“Eritrea and the regime there have chosen to kidnap a Swedish citizen; that is unacceptable. Therefore I think that we should consider a military strike to free Dawit,” Moderate Party youth head Niklas Wykman told the TT news agency.
“I believe Dawit has certain rights as a Swedish citizen and we should protect them.”
He added that his suggestion, detailed in an opinion article published on the Newsmill.se website, deserved serious consideration.
“It is absolutely a serious proposal which I think should be considered,” he said.
Wykman’s views came on the heels of an interview conducted by Sweden’s TV4 with Eritrean president Isaias Afwerki during which he explained that there were no plans to hold a trial for Isaak or to release him.
“Sweden can’t back down from a dictator who unjustly imprisons one of our citizens,” Wykman writes on Newsmill.se.
“We can’t sit quietly and wait for his oppressors to release him.”
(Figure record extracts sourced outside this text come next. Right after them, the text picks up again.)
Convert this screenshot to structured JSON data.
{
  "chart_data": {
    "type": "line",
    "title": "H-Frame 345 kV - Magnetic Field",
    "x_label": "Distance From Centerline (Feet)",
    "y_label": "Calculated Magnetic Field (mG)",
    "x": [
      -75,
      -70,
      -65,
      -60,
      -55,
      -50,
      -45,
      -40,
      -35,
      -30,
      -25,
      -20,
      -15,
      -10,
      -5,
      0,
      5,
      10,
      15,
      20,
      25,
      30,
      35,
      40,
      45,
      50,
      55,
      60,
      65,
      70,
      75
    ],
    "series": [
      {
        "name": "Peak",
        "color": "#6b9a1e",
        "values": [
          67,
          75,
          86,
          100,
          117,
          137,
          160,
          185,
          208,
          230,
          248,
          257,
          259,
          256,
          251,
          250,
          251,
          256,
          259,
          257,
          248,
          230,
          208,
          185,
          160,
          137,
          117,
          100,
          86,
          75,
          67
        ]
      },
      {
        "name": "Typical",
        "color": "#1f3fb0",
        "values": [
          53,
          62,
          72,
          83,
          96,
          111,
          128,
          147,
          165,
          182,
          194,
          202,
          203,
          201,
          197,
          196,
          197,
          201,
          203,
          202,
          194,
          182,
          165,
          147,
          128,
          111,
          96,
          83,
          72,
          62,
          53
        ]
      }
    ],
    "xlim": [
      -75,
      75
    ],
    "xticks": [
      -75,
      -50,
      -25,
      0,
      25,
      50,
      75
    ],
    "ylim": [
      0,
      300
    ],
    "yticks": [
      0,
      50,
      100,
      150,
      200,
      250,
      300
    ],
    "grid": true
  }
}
Isaak came to Sweden as a refugee more than two decades ago, taking Swedish citizen ship in 1992.
Isaak returned to Eritrea without his family to work for an independent news magazine when the country gained independence.
He was arrested in September 2001, after the magazine published an open letter from political dissidents and has remained in prison ever since.
“Now we see Eritrea’s president saying clearly that he is uninterested in having a dialogue with Sweden. He don’t want any diplomatic negotiations, he doesn’t want a trial, but instead says that they have their own way of handling this. We also have our way of dealing with our citizens, I believe: we should protect them,” Wykman told TT.
Wykman was skeptical about the chances that diplomacy would eventually lead to Isaak’s release.
“Now Dawit has been in prison an incredibly long time and at some point you have to ask yourself how long we can accept that he’s been held kidnapped,” he said.